Julebuk - Yule Buck in old tradition

In Denmark, Norway and Sweden creatures resembling Schimmelreiter (a rider on a white horse that could be an impersonation of Woden on his great charger) and the Klapperbock could in the past be found at Christmas time.

(Klapperbock: On the island of Usedom, a youth who carries a pole with the hide of a buck thrown over it and a wooden head at the end. The lower jaw moves up and down and clatters and he charges at children who do not know their prayers by heart.)

The name Julebuk¸ (Yule buck) is used in a variety of ways, more mysterious in the past – in today’s world it means in Norway, for example, just people disguised in various costumes. Sometimes it is a person dressed up in hide and horns, or with a buck’s head, who "goes for" little boys and girls; sometimes for a straw puppet set up or tossed from hand to hand. It could even be a cake in the form of a buck.

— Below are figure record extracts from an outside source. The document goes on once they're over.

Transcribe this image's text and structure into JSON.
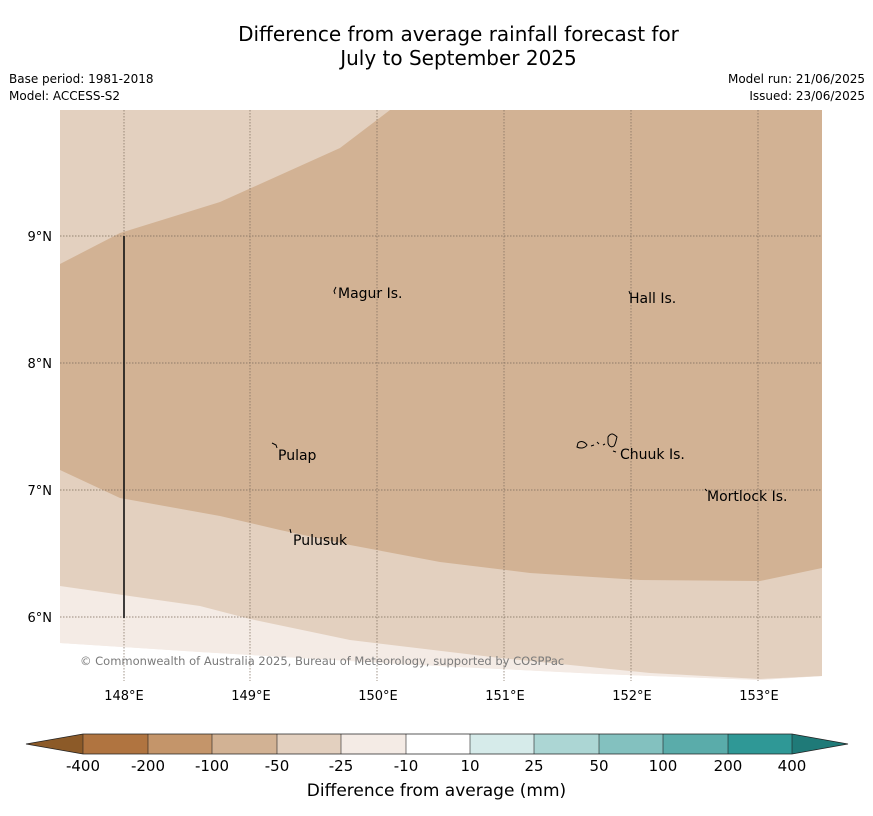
{
  "title": {
    "line1": "Difference from average rainfall forecast for",
    "line2": "July to September 2025"
  },
  "meta": {
    "base_period": "Base period: 1981-2018",
    "model": "Model: ACCESS-S2",
    "model_run": "Model run: 21/06/2025",
    "issued": "Issued: 23/06/2025"
  },
  "map": {
    "lat_ticks": [
      "9°N",
      "8°N",
      "7°N",
      "6°N"
    ],
    "lon_ticks": [
      "148°E",
      "149°E",
      "150°E",
      "151°E",
      "152°E",
      "153°E"
    ],
    "places": {
      "magur": "Magur Is.",
      "hall": "Hall Is.",
      "pulap": "Pulap",
      "chuuk": "Chuuk Is.",
      "mortlock": "Mortlock Is.",
      "pulusuk": "Pulusuk"
    },
    "copyright": "© Commonwealth of Australia 2025, Bureau of Meteorology, supported by COSPPac"
  },
  "colorbar": {
    "label": "Difference from average (mm)",
    "ticks": [
      "-400",
      "-200",
      "-100",
      "-50",
      "-25",
      "-10",
      "10",
      "25",
      "50",
      "100",
      "200",
      "400"
    ],
    "colors": {
      "below_min": "#8c5a28",
      "c1": "#b07440",
      "c2": "#c4956a",
      "c3": "#d2b294",
      "c4": "#e3d0bf",
      "c5": "#f4ebe5",
      "c6": "#ffffff",
      "c7": "#d6ebea",
      "c8": "#acd6d4",
      "c9": "#83c1bf",
      "c10": "#5aacaa",
      "c11": "#2f9896",
      "above_max": "#1f7a78"
    }
  }
}
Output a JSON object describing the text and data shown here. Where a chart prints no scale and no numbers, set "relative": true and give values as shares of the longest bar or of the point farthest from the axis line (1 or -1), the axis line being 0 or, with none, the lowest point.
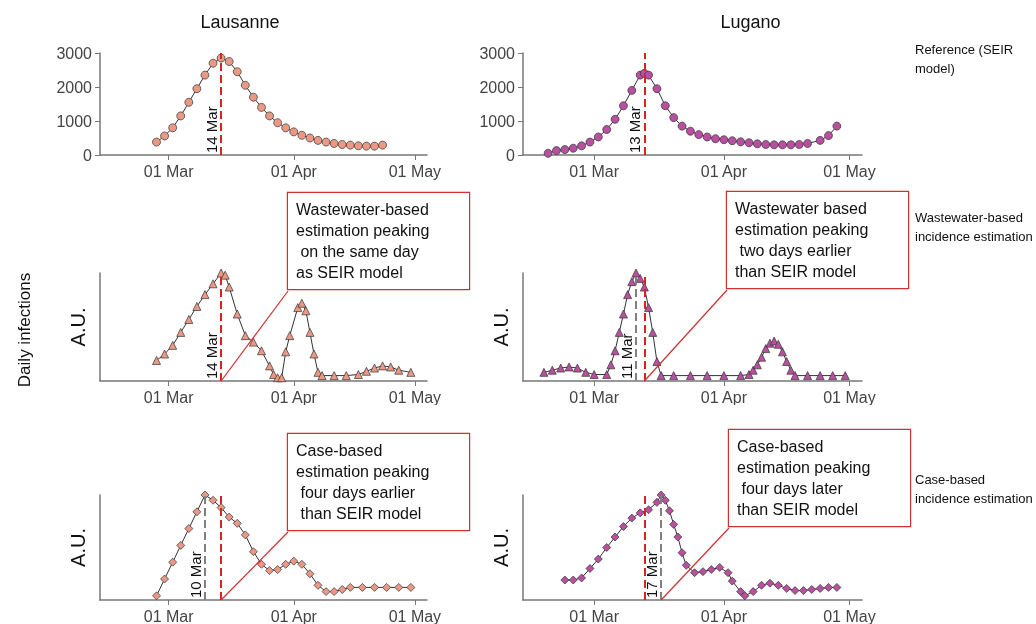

It seems people had a bad conscience about these things, there are stories connecting them with the Devil.

For instance, a girl who danced at midnight with a Julebuk, found that her partner was no puppet but the Evil One himself. It is said that a fellow who had dressed himself in black and put horns on his head, claws on his hands, and fiery tow in his mouth, was carried off by the Prince of Darkness whose form he had imitated.

The association of animal maskings with the powers of darkness is no doubt the work of the Church. To the zealous missionaries the old heathen ritual was no mere foolish superstition. It was rather a service of intensely real and awful beings, the very devil of hell. One may even imagine that the traditional Christian devil-type, half animal and half human, was indirectly derived from skin-clad worshippers at a pagan festival.

The king Haakon the Good established Christmas in Norway. In Sweden the Christmas service is performed very early in the morning, the chancel is lighted up with many candles, and the celebrant is vested in a white chasuble and the congregation arrives on foot or in torch lighted sleds making for a picturesque scene.

In Scandinavian countries simple folk have a vivid sense of the nearness of the supernatural on Christmas Eve. "On Yule night no one should go out, for he may meet uncanny beings of all kinds."